Catherine reasoned that, except for heaven, there is no greater happiness than found in purgatory. While not dismissing the spiritual suffering, she saw purgatory as a place or condition we enter into knowing it will lead to God; it is a stepping stone to heaven. The sufferings of purgatory, she believed, are the manifestations of God’s love. Here, “rust which is sin, covers souls, and … is burnt away by fire, the more it is consumed, the more the soul responds to God. … As the rust lessens and the soul is opened to the divine rays, happiness grows” (“Treatise on Purgatory,” St. Catherine of Genoa).

Death and legacy

Catherine died in 1510 at age 63, allegedly after contracting a disease from one of her patients. She was buried in the hospital chapel, but 18 months later the casket was damaged by water and the tomb was opened to check the remains. “[T]he casket was found in a deplorable condition; however, the body of the saint remained perfectly incorrupt and spotless. … Many miracles were recorded as having taken place at this time, and a popular cultus began” (“The Incorruptibles,” Joan Carroll Cruz).

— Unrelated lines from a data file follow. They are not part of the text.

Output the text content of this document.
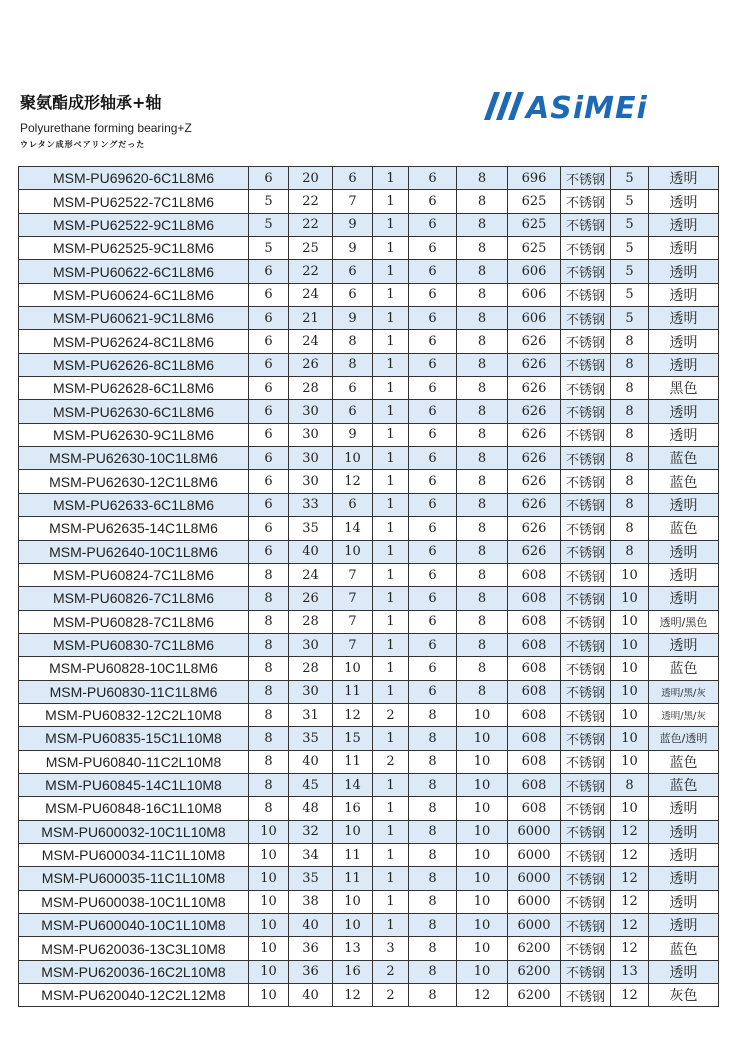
聚氨酯成形轴承+轴
Polyurethane forming bearing+Z
ウレタン成形ベアリングだった
ASiMEi
MSM-PU69620-6C1L8M6	6	20	6	1	6	8	696	不锈钢	5	透明
MSM-PU62522-7C1L8M6	5	22	7	1	6	8	625	不锈钢	5	透明
MSM-PU62522-9C1L8M6	5	22	9	1	6	8	625	不锈钢	5	透明
MSM-PU62525-9C1L8M6	5	25	9	1	6	8	625	不锈钢	5	透明
MSM-PU60622-6C1L8M6	6	22	6	1	6	8	606	不锈钢	5	透明
MSM-PU60624-6C1L8M6	6	24	6	1	6	8	606	不锈钢	5	透明
MSM-PU60621-9C1L8M6	6	21	9	1	6	8	606	不锈钢	5	透明
MSM-PU62624-8C1L8M6	6	24	8	1	6	8	626	不锈钢	8	透明
MSM-PU62626-8C1L8M6	6	26	8	1	6	8	626	不锈钢	8	透明
MSM-PU62628-6C1L8M6	6	28	6	1	6	8	626	不锈钢	8	黑色
MSM-PU62630-6C1L8M6	6	30	6	1	6	8	626	不锈钢	8	透明
MSM-PU62630-9C1L8M6	6	30	9	1	6	8	626	不锈钢	8	透明
MSM-PU62630-10C1L8M6	6	30	10	1	6	8	626	不锈钢	8	蓝色
MSM-PU62630-12C1L8M6	6	30	12	1	6	8	626	不锈钢	8	蓝色
MSM-PU62633-6C1L8M6	6	33	6	1	6	8	626	不锈钢	8	透明
MSM-PU62635-14C1L8M6	6	35	14	1	6	8	626	不锈钢	8	蓝色
MSM-PU62640-10C1L8M6	6	40	10	1	6	8	626	不锈钢	8	透明
MSM-PU60824-7C1L8M6	8	24	7	1	6	8	608	不锈钢	10	透明
MSM-PU60826-7C1L8M6	8	26	7	1	6	8	608	不锈钢	10	透明
MSM-PU60828-7C1L8M6	8	28	7	1	6	8	608	不锈钢	10	透明/黑色
MSM-PU60830-7C1L8M6	8	30	7	1	6	8	608	不锈钢	10	透明
MSM-PU60828-10C1L8M6	8	28	10	1	6	8	608	不锈钢	10	蓝色
MSM-PU60830-11C1L8M6	8	30	11	1	6	8	608	不锈钢	10	透明/黑/灰
MSM-PU60832-12C2L10M8	8	31	12	2	8	10	608	不锈钢	10	透明/黑/灰
MSM-PU60835-15C1L10M8	8	35	15	1	8	10	608	不锈钢	10	蓝色/透明
MSM-PU60840-11C2L10M8	8	40	11	2	8	10	608	不锈钢	10	蓝色
MSM-PU60845-14C1L10M8	8	45	14	1	8	10	608	不锈钢	8	蓝色
MSM-PU60848-16C1L10M8	8	48	16	1	8	10	608	不锈钢	10	透明
MSM-PU600032-10C1L10M8	10	32	10	1	8	10	6000	不锈钢	12	透明
MSM-PU600034-11C1L10M8	10	34	11	1	8	10	6000	不锈钢	12	透明
MSM-PU600035-11C1L10M8	10	35	11	1	8	10	6000	不锈钢	12	透明
MSM-PU600038-10C1L10M8	10	38	10	1	8	10	6000	不锈钢	12	透明
MSM-PU600040-10C1L10M8	10	40	10	1	8	10	6000	不锈钢	12	透明
MSM-PU620036-13C3L10M8	10	36	13	3	8	10	6200	不锈钢	12	蓝色
MSM-PU620036-16C2L10M8	10	36	16	2	8	10	6200	不锈钢	13	透明
MSM-PU620040-12C2L12M8	10	40	12	2	8	12	6200	不锈钢	12	灰色
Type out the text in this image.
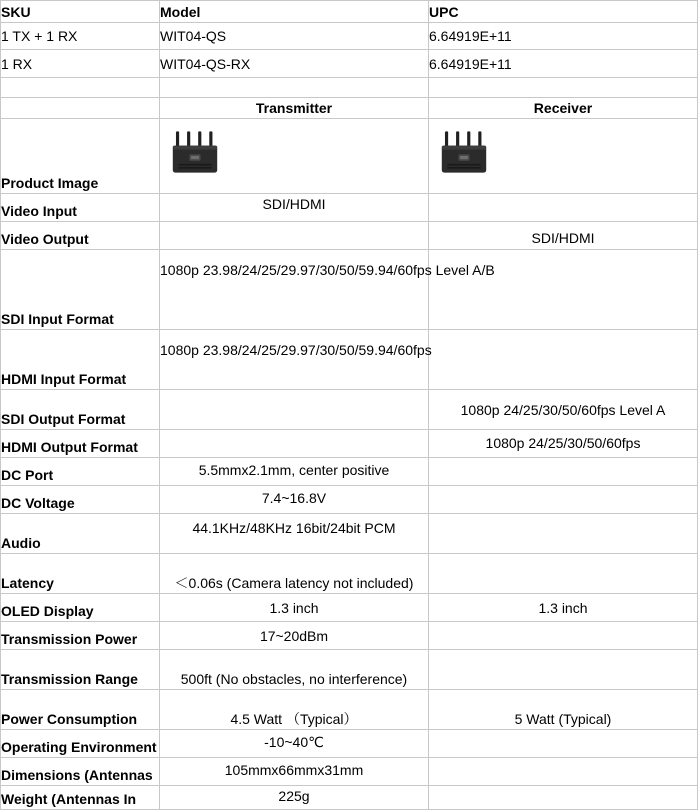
SKU	Model	UPC
1 TX + 1 RX	WIT04-QS	6.64919E+11
1 RX	WIT04-QS-RX	6.64919E+11

	Transmitter	Receiver
Product Image	

Video Input	SDI/HDMI	
Video Output		SDI/HDMI
SDI Input Format	1080p 23.98/24/25/29.97/30/50/59.94/60fps Level A/B	
HDMI Input Format	1080p 23.98/24/25/29.97/30/50/59.94/60fps	
SDI Output Format		1080p 24/25/30/50/60fps Level A
HDMI Output Format		1080p 24/25/30/50/60fps
DC Port	5.5mmx2.1mm, center positive	
DC Voltage	7.4~16.8V	
Audio	44.1KHz/48KHz 16bit/24bit PCM	
Latency	＜0.06s (Camera latency not included)	
OLED Display	1.3 inch	1.3 inch
Transmission Power	17~20dBm	
Transmission Range	500ft (No obstacles, no interference)	
Power Consumption	4.5 Watt （Typical）	5 Watt (Typical)
Operating Environment	-10~40℃	
Dimensions (Antennas	105mmx66mmx31mm	
Weight (Antennas In	225g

In 1737, she was canonized by Pope Clement XII (r. 1730-40). Catherine wrote two classic works: “A Treatise on Purgatory” and “A Dialogue of the Soul and the Body.” The Church concluded these writings alone were evidence of her sanctity.

D.D. Emmons writes from Pennsylvania.

Catherine rejected indulgences
Catherine did not seek the Church doctrine of indulgences as a way to shorten or eliminate her time in purgatory. She didn’t doubt the merits of indulgences, but preferred the pain of purgatory to satisfy any temporal punishment due from her sins. When considering her for sainthood, the Vatican “did not consider her rejection of indulgences as negatively impacting her virtue.” They concluded “that we should not confound safety with perfection: It appears indeed to be safer to atone for one’s fault both by one’s own good works and by indulgences, but not more perfect, supposing that a man abstains from indulgences because his love of God and his detestation of having offended him are so great that his desires to make satisfaction to him by bearing the whole of the merited punishment” (“The Mystical Element of Religion: As Studied in Saint Catherine of Genoa and Her Friends, Vol. I,” Baron Von Hugel).